Inequality with natural logarithm I would like to prove the following inequality: $\forall t\in (0,1), n\in\mathbb{N}$:
$$\frac{\ln(1+nt)}{\ln(1+n)}<\frac{\ln(1+nt+t)}{\ln(1+n+1)}.$$
I defined the function $f_n(t):=\frac{\ln(1+nt)}{\ln(1+nt+1)}$ and now tried to show the inequality $f_n(t)< f_n(1)$, $\forall t\in(0,1)$, but I could not prove it yet.
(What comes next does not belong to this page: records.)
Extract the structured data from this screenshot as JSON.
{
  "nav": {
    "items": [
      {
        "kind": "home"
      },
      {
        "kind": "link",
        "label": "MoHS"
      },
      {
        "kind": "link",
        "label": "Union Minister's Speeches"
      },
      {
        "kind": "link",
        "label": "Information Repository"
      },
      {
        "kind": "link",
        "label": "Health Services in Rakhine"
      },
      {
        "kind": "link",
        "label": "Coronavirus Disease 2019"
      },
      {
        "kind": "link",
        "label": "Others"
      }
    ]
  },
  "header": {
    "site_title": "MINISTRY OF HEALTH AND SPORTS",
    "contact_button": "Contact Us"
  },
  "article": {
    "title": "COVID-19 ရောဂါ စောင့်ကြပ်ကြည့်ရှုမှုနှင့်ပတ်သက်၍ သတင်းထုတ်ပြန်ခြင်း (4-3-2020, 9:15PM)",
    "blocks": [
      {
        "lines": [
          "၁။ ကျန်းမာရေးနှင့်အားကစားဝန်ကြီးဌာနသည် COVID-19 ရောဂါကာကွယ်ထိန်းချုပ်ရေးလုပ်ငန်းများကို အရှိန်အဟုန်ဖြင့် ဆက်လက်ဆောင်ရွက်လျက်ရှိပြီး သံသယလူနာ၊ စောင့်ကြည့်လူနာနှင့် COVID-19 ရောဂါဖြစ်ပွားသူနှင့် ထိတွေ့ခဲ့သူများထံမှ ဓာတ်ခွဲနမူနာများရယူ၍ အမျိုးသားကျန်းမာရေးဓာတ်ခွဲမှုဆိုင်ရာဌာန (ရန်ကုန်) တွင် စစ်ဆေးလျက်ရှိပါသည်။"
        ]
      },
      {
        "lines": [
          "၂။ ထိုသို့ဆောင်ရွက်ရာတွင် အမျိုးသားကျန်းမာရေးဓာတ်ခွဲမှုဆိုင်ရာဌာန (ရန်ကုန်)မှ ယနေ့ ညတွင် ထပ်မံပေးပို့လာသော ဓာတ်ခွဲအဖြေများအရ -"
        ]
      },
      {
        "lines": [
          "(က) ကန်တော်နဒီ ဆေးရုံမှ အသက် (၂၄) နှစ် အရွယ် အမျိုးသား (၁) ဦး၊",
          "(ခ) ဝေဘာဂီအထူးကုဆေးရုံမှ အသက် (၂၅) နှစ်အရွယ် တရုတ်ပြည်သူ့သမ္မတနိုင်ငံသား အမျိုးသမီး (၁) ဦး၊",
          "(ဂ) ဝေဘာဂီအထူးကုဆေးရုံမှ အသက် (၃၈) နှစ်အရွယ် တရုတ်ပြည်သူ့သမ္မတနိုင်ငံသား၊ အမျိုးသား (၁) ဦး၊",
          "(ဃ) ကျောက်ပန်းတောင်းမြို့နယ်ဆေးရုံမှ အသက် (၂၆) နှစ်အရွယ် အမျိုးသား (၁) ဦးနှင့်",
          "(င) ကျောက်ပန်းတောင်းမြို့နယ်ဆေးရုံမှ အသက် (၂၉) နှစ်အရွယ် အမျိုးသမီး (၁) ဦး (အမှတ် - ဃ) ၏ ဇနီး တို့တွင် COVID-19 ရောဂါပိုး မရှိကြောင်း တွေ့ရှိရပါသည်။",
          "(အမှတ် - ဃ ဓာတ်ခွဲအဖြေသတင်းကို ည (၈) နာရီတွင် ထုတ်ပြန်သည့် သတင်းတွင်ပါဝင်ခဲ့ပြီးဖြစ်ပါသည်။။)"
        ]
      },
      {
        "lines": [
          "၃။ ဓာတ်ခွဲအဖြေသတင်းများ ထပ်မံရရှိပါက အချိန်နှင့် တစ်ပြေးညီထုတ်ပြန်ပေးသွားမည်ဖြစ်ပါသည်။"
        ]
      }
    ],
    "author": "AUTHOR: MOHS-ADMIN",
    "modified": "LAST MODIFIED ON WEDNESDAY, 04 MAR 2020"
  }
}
How can one prove the above inequality? 
Best regards
 A: Following your idea, calculate
$$
f'_n(t) = \frac{n\frac{\ln(1+(n+1)t)}{1+nt} - (n+1)\frac{\ln(1+ nt)}{1+(n+1)t}}{\bigl(\ln(1+(n+1)t)\bigr)^2}.
$$
Next we will prove that 
$$
n\frac{\ln(1+(n+1)t)}{1+nt} \gt (n+1)\frac{\ln(1+ nt)}{1+(n+1)t}, 
$$
or, equivalently,
$$
\bigl(1+(n+1)t\bigr)\frac{\ln(1+(n+1)t)}{n+1} \gt (1+nt)\frac{\ln(1+ nt)}{n}.
$$
The last inequality is a consequence of the fact that the function
$$
g(t,n) = (1+nt)\frac{\ln(1+ nt)}{n}
$$
is an increasing function of $n$ since
$$
\frac{d}{d n}g(t,n) = \frac{nt - \ln(1+ nt)}{n^2},
$$
which is clearly positive. 

This might be somewhat simpler: We will prove that for $t \in (0,1)$ the function 
$$
h(t,n) = \frac{\ln(1+nt)}{\ln(1+n)}
$$ 
is an increasing function of $n$. Calculate
$$
\frac{d}{dn} h(t,n) = \frac{\frac{t \ln(1+n)}{1+nt} - \frac{\ln(1+nt)}{1+n}}{(\ln(1+n))^2}. 
$$ 
The derivative $\frac{d}{dn} h(t,n)$ is positive if and only if 
$$
(1+nt)\ln(1+nt) \lt t(1+n) \ln(1+n). 
$$
The last inequality is true since the function $k(t,n)=(1+nt)\ln(1+nt)$ is a convex function of $t$ on $(0,1)$ and $k(0,n) = 0$ and $k(1,n) = (1+n)\ln(1+n)$. For the convexity, just calculate 
$$
\frac{d^2}{d^2t} k(t,n) = \frac{n^2}{1+nt}.
$$